Все вскочили следом за ней, от столкнувшихся посудин раздался дружный звон, и только Пичугина поерзала с недовольным видом на своем стуле, но тоже соизволила приподняться и пригубить из своего бокала.
На них оглянулись из-за соседнего столика, и Марина едва удержалась, чтобы не показать соседям-производственникам язык. Но на них скоро перестали обращать внимание, тем более что все уже расселись по местам и принялись за еду. Минут пять было очень тихо, слышался только стук приборов по тарелкам. Марина отправила в рот первую порцию салата и зажмурилась. Похоже, что это действительно настоящие крабы, а не фрагменты насильственно умерщвленных варварским способом мутантов из крохотной баночки. «Вкусно-то как», – Марина не заметила, как прикончила всю немаленькую порцию закуски и потянулась к следующей тарелке. Бутерброды с икрой тоже не подвели, но закончились очень быстро, а до суфле из шпината с ветчиной было еще далеко. Официанты носились мимо и теряли слух, как только кто-либо пытался привлечь их внимание.
– Ну что, может, по второй? – дожевав салат, предложил Сороковой.
– Конечно, – с энтузиазмом отозвалась Марина. Алексей кашлянул негромко, Марина глянула на него и отвернулась. Опустевшая наполовину бутылка «Советского» вернулась в ведерко, Пичугина уже вцепилась в свой бокал, остальные подняли полные стопки.
– За скорейшее уничтожение явных и скрытых врагов стахановского движения! – провозгласил сталевар и первым опустошил свою емкость. Канавщик, грузчик и многостаночница тоже ждать себя не заставили, и на белую скатерть вернулась пустая посуда. Мрамор холодил прикрытую лишь тонкой тканью спину, Марина прислонилась к колонне и оглядывала зал. За соседним столиком уже прикончили всю водку и теперь тщетно пытаются отловить официанта, чтобы потребовать добавки. За фонтаном с нимфой началось движение, стахановцы обоих сортов бродят по залу, высматривая в толпе приятелей и знакомых, слышны приветственные возгласы и крики.

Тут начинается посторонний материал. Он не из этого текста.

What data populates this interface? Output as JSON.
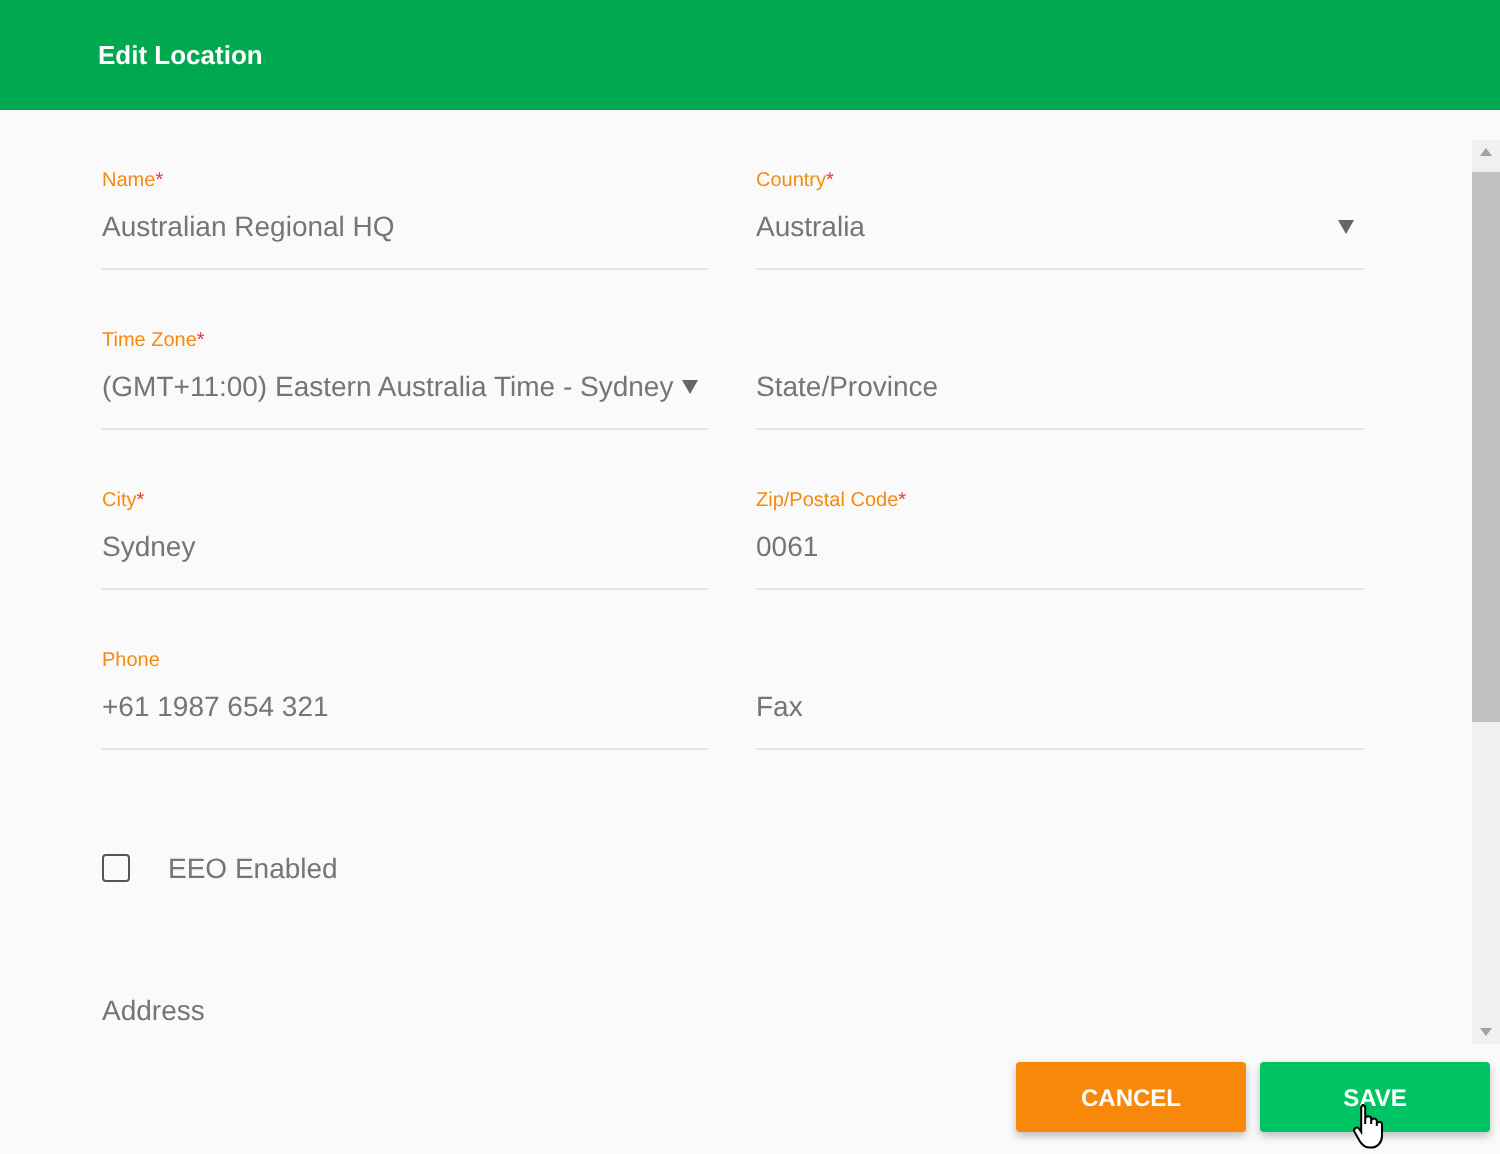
{
  "header": {
    "title": "Edit Location"
  },
  "fields": [
    {
      "kind": "text",
      "label": "Name",
      "required_mark": "*",
      "value": "Australian Regional HQ"
    },
    {
      "kind": "select",
      "label": "Country",
      "required_mark": "*",
      "value": "Australia"
    },
    {
      "kind": "select",
      "label": "Time Zone",
      "required_mark": "*",
      "value": "(GMT+11:00) Eastern Australia Time - Sydney"
    },
    {
      "kind": "text",
      "placeholder": "State/Province"
    },
    {
      "kind": "text",
      "label": "City",
      "required_mark": "*",
      "value": "Sydney"
    },
    {
      "kind": "text",
      "label": "Zip/Postal Code",
      "required_mark": "*",
      "value": "0061"
    },
    {
      "kind": "text",
      "label": "Phone",
      "value": "+61 1987 654 321"
    },
    {
      "kind": "text",
      "placeholder": "Fax"
    }
  ],
  "checkbox": {
    "label": "EEO Enabled",
    "checked": false
  },
  "address": {
    "placeholder": "Address"
  },
  "buttons": [
    {
      "kind": "cancel",
      "label": "CANCEL"
    },
    {
      "kind": "save",
      "label": "SAVE"
    }
  ]
}
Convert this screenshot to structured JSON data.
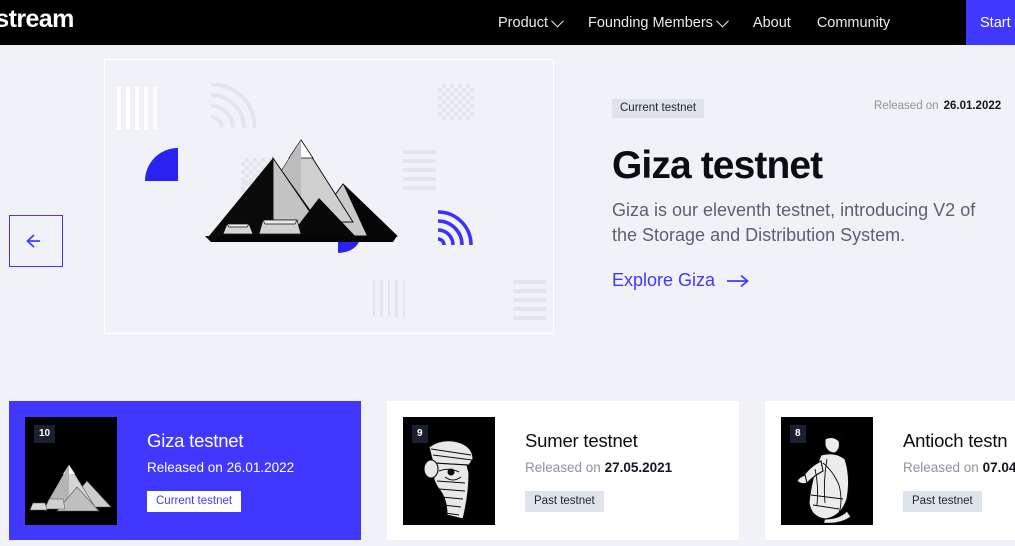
{
  "colors": {
    "brand_blue": "#4038ff",
    "page_bg": "#f0f2f8",
    "header_bg": "#000000",
    "badge_bg": "#dfe3ec",
    "muted_text": "#8d93a3"
  },
  "header": {
    "logo_text": "ystream",
    "nav": [
      {
        "label": "Product",
        "has_dropdown": true
      },
      {
        "label": "Founding Members",
        "has_dropdown": true
      },
      {
        "label": "About",
        "has_dropdown": false
      },
      {
        "label": "Community",
        "has_dropdown": false
      }
    ],
    "cta_label": "Start e"
  },
  "hero": {
    "prev_icon": "arrow-left-icon",
    "badge": "Current testnet",
    "released_label": "Released on",
    "released_date": "26.01.2022",
    "title": "Giza testnet",
    "description": "Giza is our eleventh testnet, introducing V2 of the Storage and Distribution System.",
    "link_label": "Explore Giza",
    "link_icon": "arrow-right-icon",
    "illustration": "pyramids-of-giza-illustration"
  },
  "cards": [
    {
      "number": "10",
      "title": "Giza testnet",
      "released_label": "Released on",
      "released_date": "26.01.2022",
      "status": "Current testnet",
      "active": true,
      "thumb_icon": "pyramids-thumbnail"
    },
    {
      "number": "9",
      "title": "Sumer testnet",
      "released_label": "Released on",
      "released_date": "27.05.2021",
      "status": "Past testnet",
      "active": false,
      "thumb_icon": "sumerian-head-thumbnail"
    },
    {
      "number": "8",
      "title": "Antioch testn",
      "released_label": "Released on",
      "released_date": "07.04",
      "status": "Past testnet",
      "active": false,
      "thumb_icon": "roman-statue-thumbnail"
    }
  ]
}
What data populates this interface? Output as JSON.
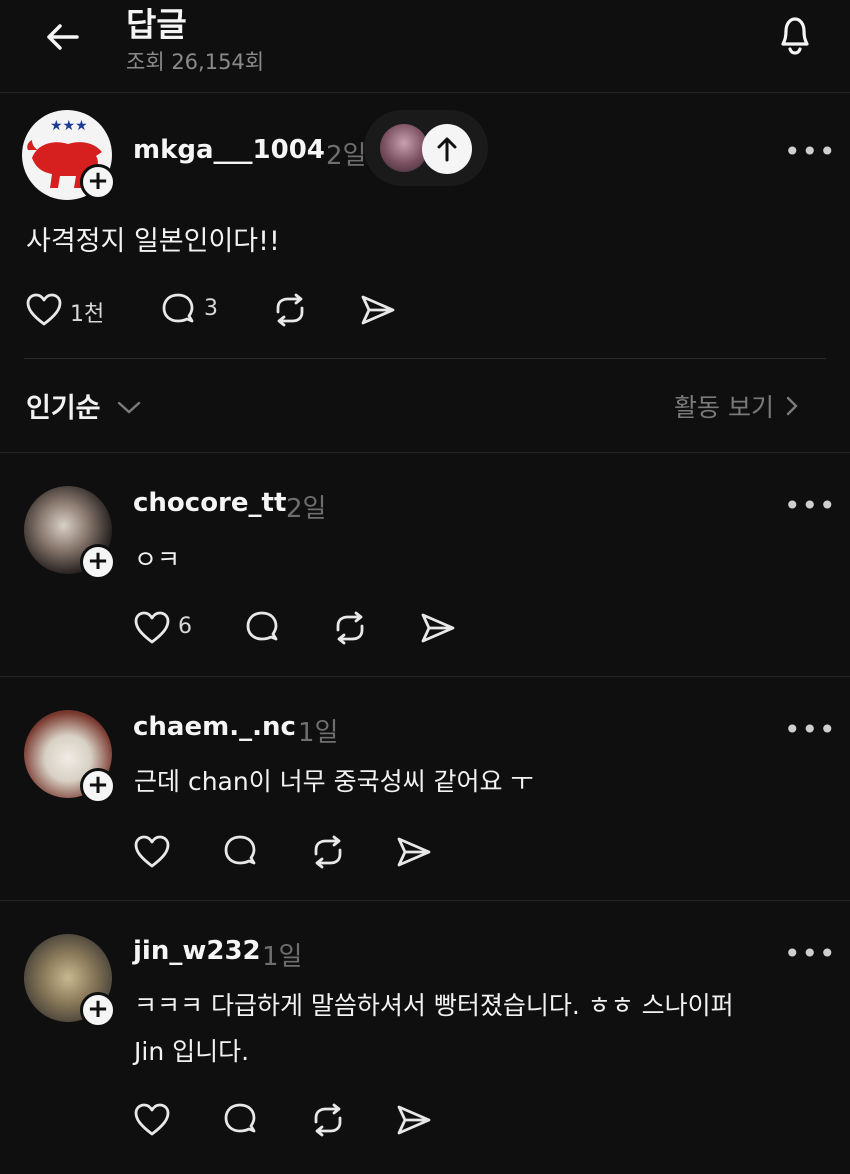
{
  "header": {
    "title": "답글",
    "views": "조회 26,154회"
  },
  "main_post": {
    "username": "mkga___1004",
    "time": "2일",
    "text": "사격정지 일본인이다!!",
    "likes": "1천",
    "comments": "3"
  },
  "sort": {
    "label": "인기순",
    "activity_label": "활동 보기"
  },
  "replies": [
    {
      "username": "chocore_tt",
      "time": "2일",
      "text": "ㅇㅋ",
      "likes": "6"
    },
    {
      "username": "chaem._.nc",
      "time": "1일",
      "text": "근데 chan이 너무 중국성씨 같어요 ㅜ",
      "likes": ""
    },
    {
      "username": "jin_w232",
      "time": "1일",
      "text_line1": "ㅋㅋㅋ 다급하게 말씀하셔서 빵터졌습니다. ㅎㅎ 스나이퍼",
      "text_line2": "Jin 입니다.",
      "likes": ""
    }
  ],
  "colors": {
    "background": "#0f0f0f",
    "text": "#f2f2f2",
    "muted": "#6e6e6e"
  }
}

– Ну, как? Тебе нравится? – Алексей снова взял ее за руку и чуть крепче, чем требуется, чтобы привлечь внимание, сжал ее пальцы. «Что я натворила?» – Марина тряхнула головой, забросила волосы за спину и улыбнулась.
– Да, очень нравится. Очень. Налей мне еще, пожалуйста.
«От этих глаз невозможно оторваться, они зачаровывают, сковывают движение, лишают рассудка, опьяняют не хуже вина…»
– Еще? – Алексей так и застыл с приподнятыми от удивления бровями. – Может, не надо? Ты и так половину выпила…
– Ну и что? Тебе что – жалко, что ли? Я заплачу, не переживай.
Эти слова подействовали, как удар хлыстом. Глаза Алексея потемнели, он разжал пальцы и отвернулся. Марина приподнялась на стуле и потянулась к ведерку, но Сороковой опередил ее.
– Прошу вас, – он доверху наполнил фужер Марины, посмотрел бутылку на просвет и запихнул ее в лед. Потом схватил полупустой графин и ловко разлил остатки водки.
– Я не буду, – Алексей накрыл свою стопку ладонью.